By Richard Saintvilus
I was recently asked for my opinion on beleaguered telecom giant Alcatel-Lucent (NYSE:ALU). As you can imagine, with shares trading at $1.34 there's quite a bit of interest given that investors are using terms like "two-baggers" and "four-baggers." People want to know if the stock can double in value. Can it happen? Sure. But will it? That's a different story entirely.
Will it be different this time?
You see, this level of optimism is not new. There was also lot of hope when the two well-respected telecom equipment vendors (Alcatel and Lucent Technologies) merged. Instead, the combined businesses have struggled to compete against more agile rivals like Acme Packet (NASDAQ:APKT), which was just acquired by Oracle (NYSE:ORCL), and better managed names like CIENA (NYSE:CIEN).
Nevertheless, things are beginning to pick up for ALU. Granted, it's been six years after the two giants merged. But even though it is not fully reflected in the stock price, there are now meaningful signs of progress. ALU seems poised to capitalize on its solid market share and harvest that position into shareholder value.

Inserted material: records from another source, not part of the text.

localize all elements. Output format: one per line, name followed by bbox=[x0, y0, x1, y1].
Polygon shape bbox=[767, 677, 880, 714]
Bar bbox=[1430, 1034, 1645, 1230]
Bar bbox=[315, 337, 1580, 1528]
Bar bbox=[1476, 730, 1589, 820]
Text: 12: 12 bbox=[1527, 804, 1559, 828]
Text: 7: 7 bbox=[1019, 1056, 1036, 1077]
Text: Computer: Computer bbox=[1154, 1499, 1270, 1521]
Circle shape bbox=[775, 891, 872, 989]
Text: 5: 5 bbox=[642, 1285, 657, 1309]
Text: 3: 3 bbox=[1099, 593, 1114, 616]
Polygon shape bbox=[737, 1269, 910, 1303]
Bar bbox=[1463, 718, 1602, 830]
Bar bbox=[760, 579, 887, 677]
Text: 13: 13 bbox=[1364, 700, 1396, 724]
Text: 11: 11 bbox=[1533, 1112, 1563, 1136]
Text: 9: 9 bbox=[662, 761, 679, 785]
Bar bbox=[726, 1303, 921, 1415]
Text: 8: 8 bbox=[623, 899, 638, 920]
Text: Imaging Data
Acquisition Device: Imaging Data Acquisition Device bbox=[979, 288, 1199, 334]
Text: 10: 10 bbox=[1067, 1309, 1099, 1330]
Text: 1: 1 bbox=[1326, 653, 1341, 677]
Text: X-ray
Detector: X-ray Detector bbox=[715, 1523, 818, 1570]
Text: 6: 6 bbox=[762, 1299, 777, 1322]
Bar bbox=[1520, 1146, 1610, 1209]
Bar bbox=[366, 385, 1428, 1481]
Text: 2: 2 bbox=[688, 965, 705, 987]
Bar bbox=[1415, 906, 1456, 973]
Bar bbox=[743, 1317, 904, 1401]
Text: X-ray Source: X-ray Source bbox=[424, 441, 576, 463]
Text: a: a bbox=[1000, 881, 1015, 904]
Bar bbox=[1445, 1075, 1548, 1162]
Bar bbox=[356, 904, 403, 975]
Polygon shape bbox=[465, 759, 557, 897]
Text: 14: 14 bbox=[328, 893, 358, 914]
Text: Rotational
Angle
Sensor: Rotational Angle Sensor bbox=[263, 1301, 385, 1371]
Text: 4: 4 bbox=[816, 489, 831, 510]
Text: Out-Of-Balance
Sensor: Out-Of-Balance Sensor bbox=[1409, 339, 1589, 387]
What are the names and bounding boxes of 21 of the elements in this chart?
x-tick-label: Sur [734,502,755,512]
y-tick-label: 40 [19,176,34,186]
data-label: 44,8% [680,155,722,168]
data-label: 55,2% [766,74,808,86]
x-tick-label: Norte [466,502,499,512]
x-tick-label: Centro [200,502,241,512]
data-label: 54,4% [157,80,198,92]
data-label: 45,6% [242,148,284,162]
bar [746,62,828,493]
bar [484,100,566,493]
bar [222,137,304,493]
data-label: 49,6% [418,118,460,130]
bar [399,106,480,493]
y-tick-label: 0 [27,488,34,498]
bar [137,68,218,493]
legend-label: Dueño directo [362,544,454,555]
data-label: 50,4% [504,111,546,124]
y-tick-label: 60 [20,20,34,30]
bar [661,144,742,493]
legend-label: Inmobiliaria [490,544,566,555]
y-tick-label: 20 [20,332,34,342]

Restoring shareholder value should be the main objective of new CEO, Michel Combes, who took over on April 1. This could be accomplished in a couple of ways. However, the immediate route would be through an acquisition. And I think that is more likely the outcome.
Let the battles begin
Before you disagree, consider this. When Oracle picked-off Acme packet two months ago, nobody saw this coming, either. The deal, which is expected to close in the first half of this year, is valued at $29.25 per share for Acme Packet, or roughly $1.7 billion. But when including Acme Packet's assets such as cash, cash equivalents and other investments, Oracle is spending $2.1 billion.
This is a deal Oracle needed to make to shore up its one-stop-shop enterprise business, where Oracle competes with (among others) Cisco (NASDAQ:CSCO). What's more, even though buying Acme Packet came shortly after Oracle's $810 million acquisition of cloud specialist Eloqua, there are signs that Oracle is not done spending. Am I suggesting that Oracle should now buy ALU? No. But someone will. And my guess is that Cisco or Microsoft (NASDAQ:MSFT) will close the deal.
Here's why Cisco should do it; many investors still underestimate that ALU's IP and optics business is trending higher. Plus, the company's newest routing platform already competes with similar Cisco models - and in some cases, ALU's hardware is considered better. Likewise, ALU has an impressive CloudBand strategy that rivals some of the more prominent names in the industry, even Cisco.
I don't think Cisco can ignore the synergies presented here. Besides, Cisco's recent acquisitions, which includes paying $141 million in cash for Cariden and another $1.2 billion for Meraki suggests that the company will leave no stones unturned to produce growth.
Plus, with the cloud market expected to grow to $177 billion over the next two years, it would be foolish for Cisco to allow ALU to get acquired by a rival company, especially since ALU, which has a market cap of $3 billion, would only cost Cisco (maybe) 6% to 8% of its cash, which currently sits at $46 billion.
Meanwhile, Oracle can't be ruled out, either. Oracle, which has $33 billion in cash, can certainly buy ALU to leverage its current position in Acme Packet. If nothing else, Oracle should buy ALU to keep Microsoft, with whom Oracle competes, from strengthening Microsoft's own cloud/hardware position.
Microsoft, which has struggled outside of Windows and Office, should see the growth opportunities that Oracle now has with Acme Packet, which has new technologies such as the Net-Net 6300, which has the ability to provide high-capacity network interconnect between service providers should help the company steal market share from even Cisco.
In other words, Oracle's enterprise position is now looking much stronger than Microsoft's. To that end, I don't think that Microsoft can afford to sit idle and not consider ALU, not if Microsoft is really serious about its cloud and enterprise position.
Here's making sense
While I do like ALU's progress, it's hard to see this company ever gaining enough market share to produce the sort of returns that investors expect. While I don't believe ALU's market position will improve significantly, at least the company's financial position is looking much better.
Plus, this also makes ALU more of an attractive acquisition candidate to Cisco and Microsoft. With the stock trading at $1.34, can it double? I'm not going to hold my breath - not for this year, anyways. There are plenty of significant margin improvements that needs to occur first.
That said, the stock did reach $1.79 on January 25. If ALU can regain that premium, while new leadership improves operations, the stock would only be 50% away from a double at $1.34. Can this happen? Yes. But will it? This is what Cisco, Microsoft and Oracle have to be wondering about. Would they allow ALU to get too expensive?
Additional disclosure: SaintsSense is a team of financial writers. This article was written by Richard Saintvilus, founder of SaintsSense. We did not receive compensation for this article (other than from Seeking Alpha), and we have no business relationship with any company whose stock is mentioned in this article.